これまでもクリント・イーストウッド監督作を見てきたけれど、わたしは一番好きです。愛してます。運び屋も好きです。


映画「スティルウォーター」
傑作。なにもいいたくない。愛すべきとかじゃない。ふつうに大傑作。ひたすら映画の世界を堪能した。舞台となるマルセイユの風景がすばらしい。猥雑さと熱気に圧倒される。異国情緒たっぷりだ。マルセイユはアラブ系移民が多く住むという。知らなかった。治安は悪そうだが、なんとも妖しげな魅力を放っている。町の色気とはなにか。そんなことを考えてしまう。
主人公ビルと仲良くなる小さな女の子マヤは、そんな地元マルセイユのサッカーチーム(オリンピック・マルセイユ通称OM)の大ファンで、ビルにたいしてOMメンバーの偉大さをまくしたてる。なんともカワイイ。彼女が尊敬してやまないメンバーはたくさんいるが、その一人がなんと「Sakai」。サッカー好きならご存知、酒井宏樹選手である。
映画を見終わって、ネットの感想をのぞきにいったときに、いちばんほっこりしたのが酒井選手のツイートだった。自分の名前が出てきたことに感激して「Merci, Maya」とつぶやいていた。映画の世界と現実の世界が交錯する。映画を見終わったはずなのに、まだ続いているような幸せな気持ちになった。マヤちゃん、きっとうれしいだろうなぁ。

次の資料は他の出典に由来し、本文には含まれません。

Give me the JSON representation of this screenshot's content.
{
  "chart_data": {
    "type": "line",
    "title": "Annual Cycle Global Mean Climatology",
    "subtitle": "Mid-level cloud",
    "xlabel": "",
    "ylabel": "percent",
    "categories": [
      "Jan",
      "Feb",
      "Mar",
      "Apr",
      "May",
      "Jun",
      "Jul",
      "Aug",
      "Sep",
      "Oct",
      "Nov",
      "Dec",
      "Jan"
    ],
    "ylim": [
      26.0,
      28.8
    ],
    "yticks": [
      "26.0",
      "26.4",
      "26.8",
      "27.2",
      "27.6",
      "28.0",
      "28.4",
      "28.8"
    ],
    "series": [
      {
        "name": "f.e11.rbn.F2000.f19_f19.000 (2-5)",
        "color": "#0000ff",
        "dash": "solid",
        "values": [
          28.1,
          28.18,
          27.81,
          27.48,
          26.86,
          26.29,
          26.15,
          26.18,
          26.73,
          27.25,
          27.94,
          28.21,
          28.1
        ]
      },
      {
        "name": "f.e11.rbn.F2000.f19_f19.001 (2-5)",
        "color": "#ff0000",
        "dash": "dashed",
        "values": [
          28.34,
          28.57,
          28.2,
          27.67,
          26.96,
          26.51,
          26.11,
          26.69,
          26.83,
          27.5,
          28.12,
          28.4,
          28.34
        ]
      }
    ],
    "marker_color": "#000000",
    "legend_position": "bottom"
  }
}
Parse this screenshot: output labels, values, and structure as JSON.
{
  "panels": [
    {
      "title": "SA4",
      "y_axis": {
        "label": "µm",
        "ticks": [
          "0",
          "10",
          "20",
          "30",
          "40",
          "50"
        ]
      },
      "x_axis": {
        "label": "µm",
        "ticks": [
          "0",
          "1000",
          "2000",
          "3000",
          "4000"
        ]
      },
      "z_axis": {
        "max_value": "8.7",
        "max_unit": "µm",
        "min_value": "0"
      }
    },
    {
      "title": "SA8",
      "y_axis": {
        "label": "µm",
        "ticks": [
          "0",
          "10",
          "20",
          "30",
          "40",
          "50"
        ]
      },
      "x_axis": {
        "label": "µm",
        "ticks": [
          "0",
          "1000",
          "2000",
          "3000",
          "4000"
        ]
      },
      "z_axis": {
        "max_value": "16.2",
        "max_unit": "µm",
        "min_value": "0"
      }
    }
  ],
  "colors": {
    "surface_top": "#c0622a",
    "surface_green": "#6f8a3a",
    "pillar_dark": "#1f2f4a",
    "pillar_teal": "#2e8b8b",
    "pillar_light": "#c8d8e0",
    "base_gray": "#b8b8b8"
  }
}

だが物語はまったくほっこりではない。だからこそ、Sakaiの感想にほっこりしたのだが。

あらすじはこうだ。マットディモン演じる主人公ビルはアメリカのオクラホマ州に住んでいる。かつて油田掘削の現場で働く労働者だったが、現在は建設現場を転々としている。そして定期的にフランスのマルセイユの刑務所を訪れ、ひとり娘のアリソンと面会している。彼女はマルセイユに留学中、友人女性を殺害した容疑で逮捕され刑務所に収容されていた。刑期は10年ほど。もう5年も収監されている。面会室でアリソンは訴える。わたしは無実だと。父親であるビルは娘の無実を晴らすべくマルセイユに留まり、言葉もわからず探偵まがいのことをし始める。ひょんなことから出会った地元住民の家族(そこにマヤちゃんがいる)とともに、なんとか真犯人につながりそうな情報を得るが、ビルの偏狭さや頑なさが事態を悪化させてしまう。…

すべての登場人物が忘れがたい印象を残す。なかでも、やはりビルとアリソンは特別だ(あとマヤちゃんも)。それぞれ別々の理由といきさつでマルセイユという異国の環境に身を置くことになった親子。言葉の通じない異文化の環境に飛び込めば、とうぜん危険な目にあうこともある。でもだからこそ人の親切や愛情が身にしみる。人生があやしく輝き出す。今までの人生は何だったのか、ふり返る暇もないほどに。

最後のシーンは胸に迫った。映画館を出たあとも、マルセイユのざわめきが頭から離れない。